Yes, the more I dug into pathnames, the more confusing it got... just to clarify, directory names are never stored in the non-thin archive format; the P option is only for whether full path names are used for comparisons (e.g. reading/extracting a single member from an archive, deleting a single member from an archive, etc.)

Your example is odd, but I don't think it would be invoked this way. Although making P the default would make your example make sense, the counterexample would be confusing in a more normal case:

$ mkdir x
$ echo 123 > x/foo.txt
$ ar rcSP archive.a x/foo.txt

# Directory name still not stored even though P is present
$ cat archive.a
!<arch>
foo.txt/        0           0     0     644     4         `
123

# The file we just added is there, right?
$ ar tP archive.a x/foo.txt
no entry x/foo.txt in archive

# Nope, we have to chop off the directory ourselves to find it.
$ ar tP archive.a foo.txt
foo.txt
ruiu accepted this revision.Feb 7 2019, 3:13 PM

LGTM

Hmm, that's right. That's probably a good reason why we can't make P the default behavior.

ar doesn't store directory names to an archive file, but it tries to hide that fact from the user in some degree, but the mismatch leaks out in many situations like the above. Probably, ar shouldn't have tried to do that from the beginning, but we are perhaps 50+ years too late to fix it.

This revision is now accepted and ready to land.Feb 7 2019, 3:13 PM
This revision was automatically updated to reflect the committed changes.
thakis added a subscriber: thakis.Feb 20 2019, 5:06 PM

Hmm, that's right. That's probably a good reason why we can't make P the default behavior.
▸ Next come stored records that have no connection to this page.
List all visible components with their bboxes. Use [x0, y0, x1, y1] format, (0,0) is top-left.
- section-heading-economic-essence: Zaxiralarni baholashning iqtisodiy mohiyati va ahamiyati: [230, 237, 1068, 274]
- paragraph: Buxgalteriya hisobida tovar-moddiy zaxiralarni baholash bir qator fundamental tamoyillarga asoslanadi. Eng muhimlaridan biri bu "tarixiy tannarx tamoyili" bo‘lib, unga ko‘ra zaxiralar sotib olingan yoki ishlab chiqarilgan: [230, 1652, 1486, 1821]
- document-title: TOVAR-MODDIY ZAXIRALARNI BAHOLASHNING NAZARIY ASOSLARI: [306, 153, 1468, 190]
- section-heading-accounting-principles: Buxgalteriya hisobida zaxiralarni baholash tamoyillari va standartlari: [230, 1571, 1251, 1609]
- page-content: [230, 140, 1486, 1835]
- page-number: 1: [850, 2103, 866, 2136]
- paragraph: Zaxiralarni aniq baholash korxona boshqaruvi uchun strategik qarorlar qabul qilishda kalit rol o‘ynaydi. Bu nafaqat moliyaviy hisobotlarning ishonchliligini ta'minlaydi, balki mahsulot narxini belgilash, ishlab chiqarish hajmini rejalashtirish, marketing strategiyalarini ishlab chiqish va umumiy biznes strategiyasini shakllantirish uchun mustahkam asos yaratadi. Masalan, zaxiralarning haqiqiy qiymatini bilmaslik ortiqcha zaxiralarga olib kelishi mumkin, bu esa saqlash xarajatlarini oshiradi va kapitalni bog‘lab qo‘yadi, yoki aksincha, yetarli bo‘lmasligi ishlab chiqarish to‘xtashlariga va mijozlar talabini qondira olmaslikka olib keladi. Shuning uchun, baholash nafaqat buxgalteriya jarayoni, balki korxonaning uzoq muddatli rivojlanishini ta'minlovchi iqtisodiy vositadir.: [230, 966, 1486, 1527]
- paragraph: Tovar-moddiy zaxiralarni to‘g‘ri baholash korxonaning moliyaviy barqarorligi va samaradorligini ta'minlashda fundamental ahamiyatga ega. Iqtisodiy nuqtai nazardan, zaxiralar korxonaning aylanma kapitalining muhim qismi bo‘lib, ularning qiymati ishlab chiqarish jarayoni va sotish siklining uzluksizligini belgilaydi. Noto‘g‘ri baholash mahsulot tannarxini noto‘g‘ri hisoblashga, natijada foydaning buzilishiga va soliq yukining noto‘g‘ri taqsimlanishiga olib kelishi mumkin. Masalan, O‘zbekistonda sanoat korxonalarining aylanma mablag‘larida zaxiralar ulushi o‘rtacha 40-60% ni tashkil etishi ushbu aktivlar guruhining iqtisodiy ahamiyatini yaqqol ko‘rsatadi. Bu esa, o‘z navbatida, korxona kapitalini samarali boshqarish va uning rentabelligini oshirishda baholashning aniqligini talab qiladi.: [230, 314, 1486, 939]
Doesn't that make the output dependent on the build directory path? In Chromium, we're very careful to try and make the build independent of the build directory name for deterministic builds. I think changing the default here is bad for this reason. If you have your mind set on this however, is there an opt out flag? (We don't use llvm-ar in chromium at the moment so this doesn't affect us, but it's maybe a concern you didn't think about, so I figured I'd mention it.)

Hmm, that's right. That's probably a good reason why we can't make P the default behavior.

Doesn't that make the output dependent on the build directory path? In Chromium, we're very careful to try and make the build independent of the build directory name for deterministic builds. I think changing the default here is bad for this reason. If you have your mind set on this however, is there an opt out flag? (We don't use llvm-ar in chromium at the moment so this doesn't affect us, but it's maybe a concern you didn't think about, so I figured I'd mention it.)

The member paths in thin archives are relative to the archive itself. So suppose you have two build trees and you want to cmp the difference of every file in each tree to make sure they're bit-for-bit identical. Won't the archive members be the same relative path to the archive within each build tree? If so, the thin archive contents will be bit-for-bit identical.

Hmm, that's right. That's probably a good reason why we can't make P the default behavior.

Doesn't that make the output dependent on the build directory path? In Chromium, we're very careful to try and make the build independent of the build directory name for deterministic builds. I think changing the default here is bad for this reason. If you have your mind set on this however, is there an opt out flag? (We don't use llvm-ar in chromium at the moment so this doesn't affect us, but it's maybe a concern you didn't think about, so I figured I'd mention it.)

The member paths in thin archives are relative to the archive itself. So suppose you have two build trees and you want to cmp the difference of every file in each tree to make sure they're bit-for-bit identical. Won't the archive members be the same relative path to the archive within each build tree? If so, the thin archive contents will be bit-for-bit identical.

Ah, "full path" doesn't mean "absolute path" here. Then it's all good, thanks!